VDA DE CABRERA v. CA
FACTS:
In 1950, a parcel of unregistered land which was owned in common by Daniel,
Albertana and Felicidad Teokemian, having inherited the same from their late father,
Domingo Teokemian, was sold to Andres Orais wherein Felicidad was not able to sign in
the Deed of Sale.
In 1957, Virgilia Orais, daughter of the vendee issued Free Patent and Original
Certificate of Title over the said property.
In 1972, the one-third share of Felicidad Teokemian in her possession was sold to
espouses Elano and Felicidad Cabrera who immediately took possession of it.

In 1988, Virgilia Orais filed a civil case for quieting of title against Felicidad Teokemian
and Felicidad Cabrera.
On April 27, 1989, the lower court rendered judgment in favor of defendants against the
plaintiff, ruling that the latter can no longer recover the portion of land occupied by the
former due to laches.
The Court of Appeals reversed such findings upon appeal on the justification that the
defendants action for reconveyance based on an implied trust had already been barred
by prescription and that the action of the plaintiffs is not barred by laches because what
was sold to the Cabreras was a definite portion of the community property.
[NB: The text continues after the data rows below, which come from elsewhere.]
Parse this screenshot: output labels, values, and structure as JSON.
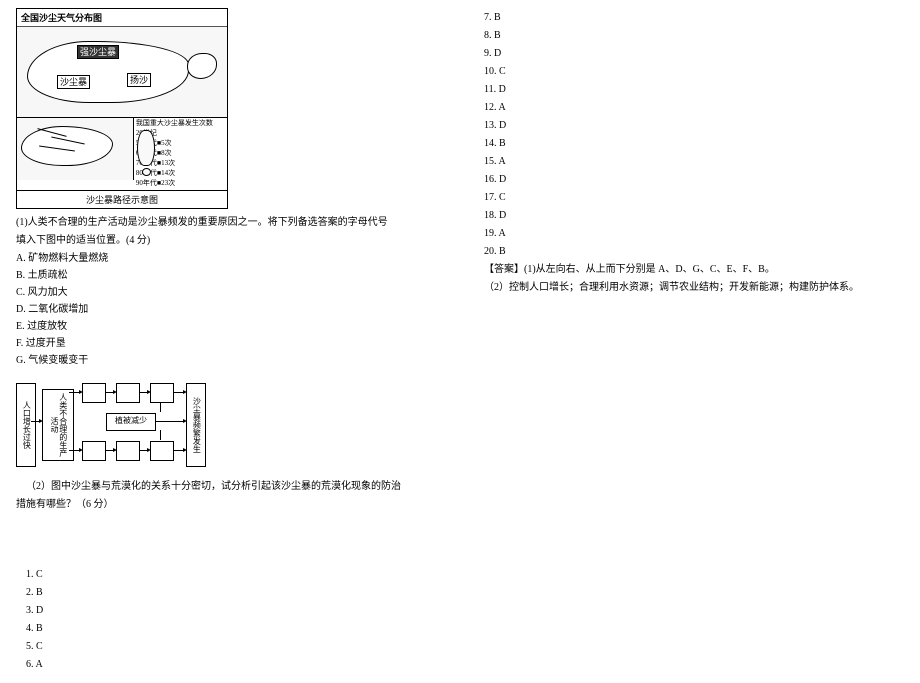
{
  "figureTop": {
    "title": "全国沙尘天气分布图",
    "label1": "强沙尘暴",
    "label2": "沙尘暴",
    "label3": "扬沙",
    "rightBoxHeader": "我国重大沙尘暴发生次数",
    "rows": [
      "20世纪",
      "50年代■5次",
      "60年代■8次",
      "70年代■13次",
      "80年代■14次",
      "90年代■23次"
    ],
    "caption": "沙尘暴路径示意图"
  },
  "q1": {
    "stem_a": "(1)人类不合理的生产活动是沙尘暴频发的重要原因之一。将下列备选答案的字母代号",
    "stem_b": "填入下图中的适当位置。(4 分)",
    "opts": {
      "A": "A. 矿物燃料大量燃烧",
      "B": "B. 土质疏松",
      "C": "C. 风力加大",
      "D": "D. 二氧化碳增加",
      "E": "E. 过度放牧",
      "F": "F. 过度开垦",
      "G": "G. 气候变暖变干"
    }
  },
  "diagram": {
    "left": "人口增长过快",
    "mid": "人类不合理的生产活动",
    "center": "植被减少",
    "right": "沙尘暴频繁发生"
  },
  "q2": {
    "stem_a": "（2）图中沙尘暴与荒漠化的关系十分密切，试分析引起该沙尘暴的荒漠化现象的防治",
    "stem_b": "措施有哪些？（6 分）"
  },
  "answers": {
    "list": [
      "1. C",
      "2. B",
      "3. D",
      "4. B",
      "5. C",
      "6. A",
      "7. B",
      "8. B",
      "9. D",
      "10. C",
      "11. D",
      "12. A",
      "13. D",
      "14. B",
      "15. A",
      "16. D",
      "17. C",
      "18. D",
      "19. A",
      "20. B"
    ],
    "free1": "【答案】(1)从左向右、从上而下分别是 A、D、G、C、E、F、B。",
    "free2": "（2）控制人口增长；合理利用水资源；调节农业结构；开发新能源；构建防护体系。"
  }
}
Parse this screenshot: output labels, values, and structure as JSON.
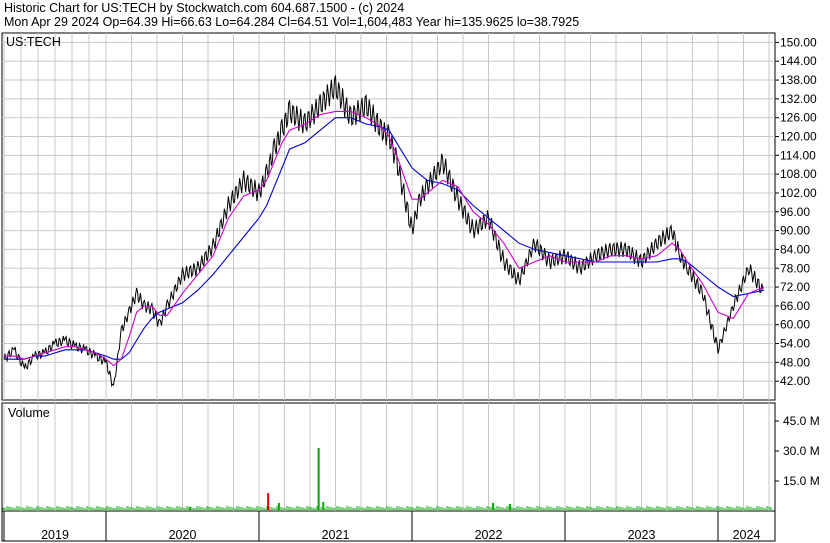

ISSUE: WON the right of the defendants to conveyance of the subject property has
lapsed
HELD: NO.
The right of the defendants for reconveyance of the subject property arising from an
implied trust under Article 1456 of the Civil Code is material to the instant case, such
remedy has not yet lapsed, as erroneously submitted by the plaintiffs, and, is thus, a bar
to the plaintiffs action. In the case of Heirs of Jose Olviga vs. Court of Appeals,we
observed that an action for reconveyance of a parcel of land based on implied or
constructive trust prescribes in ten years, the point of reference being the date of
registration of the deed or the date of the issuance of the certificate of title over the
property, but this rule applies only when the plaintiff or the person enforcing the trust is
not in possession of the property, since if a person claiming to be the owner thereof is in
actual possession of the property, as the defendant is in the instant case, the right to
seek reconveyance, which in effect seeks to quiet title to the property, does not
prescribe. The reason for this is that one who is in actual possession of a piece of land
claiming to be the owner thereof may wait until his possession is disturbed or his title is
attacked before taking steps to vindicate his right, the reason for the rule being, that his
undisturbed possession gives him a continuing right to seek the aid of a court of equity
to ascertain and determine the nature of the adverse claim of a third party and its effect
on his own title, which right can be claimed only by one who is in possession.
As it is, before the period of prescription may start, it must be shown that (a) the trustee
has performed unequivocal acts of repudiation amounting to an ouster of the cestui que
trust; (b) such positive acts of repudiation have been made known to the cestui que trust; and,
(c) the evidence thereon is clear and positive.
In the case at bar, the defendant Felicidad Teokemian, and thereafter, the Cabreras, were in
actual possession of the property since it was left to Felicidad Teokemian by her father in 1941,
which possession had not been interrupted, despite the sale of the two-third portion thereof to

the plaintiff in 1950, and the latters procurement of a Certificate of Title over the subject
property in 1957. Until the institution of the present action in 1988, plaintiffs, likewise, have not
displayed any unequivocal act of repudiation, which could be considered as an assertion of
adverse interest from the defendants, which satisfies the above-quoted requisites. Thus, it
cannot be argued that the right of reconveyance on the part of the defendants, and its use as
defense in the present suit, has been lost by prescription.